Dieser Befund ist der Ausgangspunkt des Psalmen-Projekts von Dennis Thies: die Frage nach der (Nicht)-Verankerung unserer Existenz in einem metaphysischen Halt. Es wäre vermessen zu glauben, dass die Kunst die Lücke füllen könnte, die der Verlust der Religion hinterlassen hat – zumal das Gefühl des Verlusts meist schon gar nicht mehr aufkommt, da es mit der Reizüberflutung in der heutigen Mediengesellschaft und der täglichen Überdosis von abertausend Bildern, Informationen und Ablenkungen permanent übertönt und überblendet wird.

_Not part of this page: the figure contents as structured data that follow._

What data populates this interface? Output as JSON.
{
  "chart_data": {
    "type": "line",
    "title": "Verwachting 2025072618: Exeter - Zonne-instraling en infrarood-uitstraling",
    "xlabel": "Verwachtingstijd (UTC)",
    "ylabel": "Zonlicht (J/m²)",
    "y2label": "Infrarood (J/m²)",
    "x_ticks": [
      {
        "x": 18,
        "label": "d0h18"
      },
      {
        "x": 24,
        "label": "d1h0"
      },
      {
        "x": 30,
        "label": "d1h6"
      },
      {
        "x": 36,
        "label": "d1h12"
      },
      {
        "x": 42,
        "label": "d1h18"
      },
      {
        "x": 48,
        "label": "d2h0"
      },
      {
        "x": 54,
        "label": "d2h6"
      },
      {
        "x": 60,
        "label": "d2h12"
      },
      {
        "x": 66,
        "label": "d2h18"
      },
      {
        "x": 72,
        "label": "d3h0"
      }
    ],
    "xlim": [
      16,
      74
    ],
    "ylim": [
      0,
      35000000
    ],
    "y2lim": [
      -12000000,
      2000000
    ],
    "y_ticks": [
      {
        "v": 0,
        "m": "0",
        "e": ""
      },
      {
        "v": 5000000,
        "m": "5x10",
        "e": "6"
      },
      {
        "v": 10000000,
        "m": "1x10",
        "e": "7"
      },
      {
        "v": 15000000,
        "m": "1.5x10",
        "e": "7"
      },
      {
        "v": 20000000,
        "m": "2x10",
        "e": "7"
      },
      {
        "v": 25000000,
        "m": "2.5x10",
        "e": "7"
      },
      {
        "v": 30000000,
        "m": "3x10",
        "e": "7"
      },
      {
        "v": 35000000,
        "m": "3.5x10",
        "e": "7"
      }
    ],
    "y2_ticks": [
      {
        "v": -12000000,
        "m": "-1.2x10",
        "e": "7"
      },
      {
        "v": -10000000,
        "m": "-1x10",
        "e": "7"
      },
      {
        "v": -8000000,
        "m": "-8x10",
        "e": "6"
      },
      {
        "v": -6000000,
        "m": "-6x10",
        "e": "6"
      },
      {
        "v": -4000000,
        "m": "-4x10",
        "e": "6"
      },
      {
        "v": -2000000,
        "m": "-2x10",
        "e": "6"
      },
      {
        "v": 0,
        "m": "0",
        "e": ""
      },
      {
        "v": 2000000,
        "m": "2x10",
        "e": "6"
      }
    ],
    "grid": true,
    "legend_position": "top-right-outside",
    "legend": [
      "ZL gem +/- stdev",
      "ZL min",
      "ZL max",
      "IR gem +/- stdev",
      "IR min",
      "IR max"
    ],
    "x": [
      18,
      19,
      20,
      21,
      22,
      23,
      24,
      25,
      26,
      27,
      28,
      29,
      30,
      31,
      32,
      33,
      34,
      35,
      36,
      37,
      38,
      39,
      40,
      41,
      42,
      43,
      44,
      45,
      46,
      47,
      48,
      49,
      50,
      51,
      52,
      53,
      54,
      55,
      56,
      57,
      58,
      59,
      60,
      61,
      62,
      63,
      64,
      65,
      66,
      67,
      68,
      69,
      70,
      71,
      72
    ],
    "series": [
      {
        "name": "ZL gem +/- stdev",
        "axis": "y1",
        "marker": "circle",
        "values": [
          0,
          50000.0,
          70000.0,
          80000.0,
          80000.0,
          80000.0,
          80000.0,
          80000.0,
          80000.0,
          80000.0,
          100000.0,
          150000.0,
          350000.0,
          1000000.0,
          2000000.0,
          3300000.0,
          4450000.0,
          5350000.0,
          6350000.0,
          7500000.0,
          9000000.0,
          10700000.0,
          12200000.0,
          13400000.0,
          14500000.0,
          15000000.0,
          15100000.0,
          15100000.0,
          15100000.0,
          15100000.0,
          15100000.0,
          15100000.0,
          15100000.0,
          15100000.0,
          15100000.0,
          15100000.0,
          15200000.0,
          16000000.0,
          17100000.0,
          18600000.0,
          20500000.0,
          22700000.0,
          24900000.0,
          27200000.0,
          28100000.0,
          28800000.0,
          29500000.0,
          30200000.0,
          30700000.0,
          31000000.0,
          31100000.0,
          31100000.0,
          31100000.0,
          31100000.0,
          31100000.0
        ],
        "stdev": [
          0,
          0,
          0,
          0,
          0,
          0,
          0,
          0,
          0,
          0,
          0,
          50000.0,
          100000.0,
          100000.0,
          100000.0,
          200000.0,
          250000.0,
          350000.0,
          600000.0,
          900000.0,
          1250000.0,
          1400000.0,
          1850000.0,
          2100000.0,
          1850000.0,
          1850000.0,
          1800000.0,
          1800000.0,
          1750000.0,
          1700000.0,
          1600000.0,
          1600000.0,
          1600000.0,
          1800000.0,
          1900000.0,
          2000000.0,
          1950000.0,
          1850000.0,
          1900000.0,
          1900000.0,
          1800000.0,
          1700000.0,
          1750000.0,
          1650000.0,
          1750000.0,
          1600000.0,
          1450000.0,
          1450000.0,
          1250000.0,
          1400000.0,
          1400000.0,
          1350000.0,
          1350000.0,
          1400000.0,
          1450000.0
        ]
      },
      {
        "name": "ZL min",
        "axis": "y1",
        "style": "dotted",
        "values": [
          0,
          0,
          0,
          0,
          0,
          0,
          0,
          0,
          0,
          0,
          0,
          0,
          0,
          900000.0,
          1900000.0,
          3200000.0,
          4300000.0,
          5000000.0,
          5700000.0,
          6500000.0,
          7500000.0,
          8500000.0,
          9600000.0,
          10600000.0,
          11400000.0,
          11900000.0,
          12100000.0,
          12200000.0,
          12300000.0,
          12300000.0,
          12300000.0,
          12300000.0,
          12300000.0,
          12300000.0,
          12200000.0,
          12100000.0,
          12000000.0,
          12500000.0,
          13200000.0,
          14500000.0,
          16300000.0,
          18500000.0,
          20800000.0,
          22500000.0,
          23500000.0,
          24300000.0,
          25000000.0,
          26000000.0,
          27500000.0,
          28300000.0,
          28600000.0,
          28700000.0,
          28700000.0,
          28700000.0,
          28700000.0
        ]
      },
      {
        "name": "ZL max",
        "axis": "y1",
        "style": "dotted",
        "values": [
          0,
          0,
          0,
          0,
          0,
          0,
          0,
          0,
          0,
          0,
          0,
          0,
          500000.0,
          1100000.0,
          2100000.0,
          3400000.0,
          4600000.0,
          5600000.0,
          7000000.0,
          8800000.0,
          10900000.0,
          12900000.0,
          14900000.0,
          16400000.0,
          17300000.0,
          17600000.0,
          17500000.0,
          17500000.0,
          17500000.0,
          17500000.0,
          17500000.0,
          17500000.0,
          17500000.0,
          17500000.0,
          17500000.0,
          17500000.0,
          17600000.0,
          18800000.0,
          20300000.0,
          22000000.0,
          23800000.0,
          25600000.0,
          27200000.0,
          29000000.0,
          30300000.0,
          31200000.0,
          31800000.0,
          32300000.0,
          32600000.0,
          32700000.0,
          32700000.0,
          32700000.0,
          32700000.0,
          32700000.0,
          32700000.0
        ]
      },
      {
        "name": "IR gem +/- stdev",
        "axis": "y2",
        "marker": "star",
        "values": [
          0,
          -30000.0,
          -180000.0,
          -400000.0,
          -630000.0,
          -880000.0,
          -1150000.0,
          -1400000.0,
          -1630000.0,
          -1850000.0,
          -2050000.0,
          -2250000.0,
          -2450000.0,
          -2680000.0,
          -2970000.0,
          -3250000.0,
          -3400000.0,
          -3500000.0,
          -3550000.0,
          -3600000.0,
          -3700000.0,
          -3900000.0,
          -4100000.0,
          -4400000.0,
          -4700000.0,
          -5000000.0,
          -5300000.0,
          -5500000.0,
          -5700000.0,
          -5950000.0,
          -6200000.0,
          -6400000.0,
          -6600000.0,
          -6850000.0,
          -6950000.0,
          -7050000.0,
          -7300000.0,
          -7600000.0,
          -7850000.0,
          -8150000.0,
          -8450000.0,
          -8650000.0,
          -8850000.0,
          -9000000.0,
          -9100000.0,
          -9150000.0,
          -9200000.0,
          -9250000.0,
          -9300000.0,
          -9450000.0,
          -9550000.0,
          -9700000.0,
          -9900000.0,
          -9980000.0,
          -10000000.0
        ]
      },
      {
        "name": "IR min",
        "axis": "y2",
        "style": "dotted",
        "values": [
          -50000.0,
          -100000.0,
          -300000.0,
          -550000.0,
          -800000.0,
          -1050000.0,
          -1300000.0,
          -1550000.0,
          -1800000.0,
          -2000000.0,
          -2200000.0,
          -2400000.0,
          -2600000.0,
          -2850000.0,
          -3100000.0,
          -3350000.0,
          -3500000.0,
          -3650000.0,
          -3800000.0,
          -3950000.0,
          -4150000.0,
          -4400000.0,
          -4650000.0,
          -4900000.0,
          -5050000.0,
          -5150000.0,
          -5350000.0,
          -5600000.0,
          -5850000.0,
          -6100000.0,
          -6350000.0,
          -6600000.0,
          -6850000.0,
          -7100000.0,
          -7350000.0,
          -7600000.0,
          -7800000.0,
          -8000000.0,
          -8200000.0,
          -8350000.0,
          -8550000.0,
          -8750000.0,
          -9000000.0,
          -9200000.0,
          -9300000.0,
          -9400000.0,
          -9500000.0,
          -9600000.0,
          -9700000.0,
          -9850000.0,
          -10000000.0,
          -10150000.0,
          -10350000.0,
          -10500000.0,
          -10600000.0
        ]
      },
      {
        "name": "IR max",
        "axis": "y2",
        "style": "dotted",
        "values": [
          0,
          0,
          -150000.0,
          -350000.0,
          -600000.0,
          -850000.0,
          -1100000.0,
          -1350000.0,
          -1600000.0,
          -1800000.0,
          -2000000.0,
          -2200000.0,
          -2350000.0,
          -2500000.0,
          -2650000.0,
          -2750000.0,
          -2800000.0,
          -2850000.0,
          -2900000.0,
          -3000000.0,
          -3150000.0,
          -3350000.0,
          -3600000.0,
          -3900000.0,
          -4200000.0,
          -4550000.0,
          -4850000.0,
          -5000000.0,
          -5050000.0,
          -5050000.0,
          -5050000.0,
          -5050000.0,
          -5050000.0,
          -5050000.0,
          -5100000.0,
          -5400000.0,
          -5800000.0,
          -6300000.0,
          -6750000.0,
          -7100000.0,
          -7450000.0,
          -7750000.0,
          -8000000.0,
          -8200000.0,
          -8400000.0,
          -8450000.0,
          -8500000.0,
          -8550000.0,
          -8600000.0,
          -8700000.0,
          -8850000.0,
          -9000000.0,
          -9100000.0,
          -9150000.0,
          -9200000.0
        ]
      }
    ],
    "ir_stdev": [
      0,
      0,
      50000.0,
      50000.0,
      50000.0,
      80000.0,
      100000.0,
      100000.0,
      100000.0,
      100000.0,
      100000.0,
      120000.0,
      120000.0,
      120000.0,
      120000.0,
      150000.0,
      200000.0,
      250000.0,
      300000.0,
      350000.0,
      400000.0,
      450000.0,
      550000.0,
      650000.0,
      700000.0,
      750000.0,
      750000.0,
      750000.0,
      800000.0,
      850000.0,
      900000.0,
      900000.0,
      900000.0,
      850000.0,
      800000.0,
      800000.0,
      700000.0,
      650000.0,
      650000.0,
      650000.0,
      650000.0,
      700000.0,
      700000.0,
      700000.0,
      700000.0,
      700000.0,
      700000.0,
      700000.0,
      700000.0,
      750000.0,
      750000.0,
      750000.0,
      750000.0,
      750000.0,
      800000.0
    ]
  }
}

Die 150 Bilder sind in einer unkonventionellen Weise gemalt, meist flach am Boden ausgelegt. Thies hat die Farbe geschüttet, mit Tüchern oder den Händen verteilt, sie zum Fließen gebracht, verwischt oder abgeklatscht ¬¬– nur das traditionelle Werkzeug des Pinsels kam nicht zum Einsatz. Der Pinsel ist ein Instrument des Farbauftrags, das per se Distanz zwischen Künstler und Leinwand wahrt; die Arbeitsweise von Dennis Thies hingegen ist unmittelbar, körperlich und direkt. Die Bilder sind nicht auf Spannrahmen aufgezogen und werden ungerahmt mit schlichten Nägelchen an die Wand gepinnt. Diese Präsentationsweise betont ihre Materialität, ihre physische Präsenz. Von wenigen Ausnahmen abgesehen, finden sich keine festen, klar umrissenen Formen in diesen Bildern, vielmehr wird die Farbe in ihrer Dynamik aktiviert, sie zeigt sich fließend, ausströmend, sich vermischend und in scheinbarer Veränderung befindend, manchmal wolkenhaft leicht, oft wässrig zerfließend, zuweilen zäh wie dickflüssige Lava. Beim Durchblättern des vorliegenden Werkverzeichnisses wird man unentwegt in neue, unerwartete Bildwelten versetzt: von tiefer Finsternis in helles Licht, von grauer Tristesse in heitere Monochromie oder in den Exzess dramatischer Farbkontraste. Allein mit den Mitteln der Farbe und des Farbauftrags gelingt es Thies, der Fülle der existenziellen Situationen und Emotionen, von denen die Psalmen handeln, mit rein künstlerischen Mitteln zu entsprechen.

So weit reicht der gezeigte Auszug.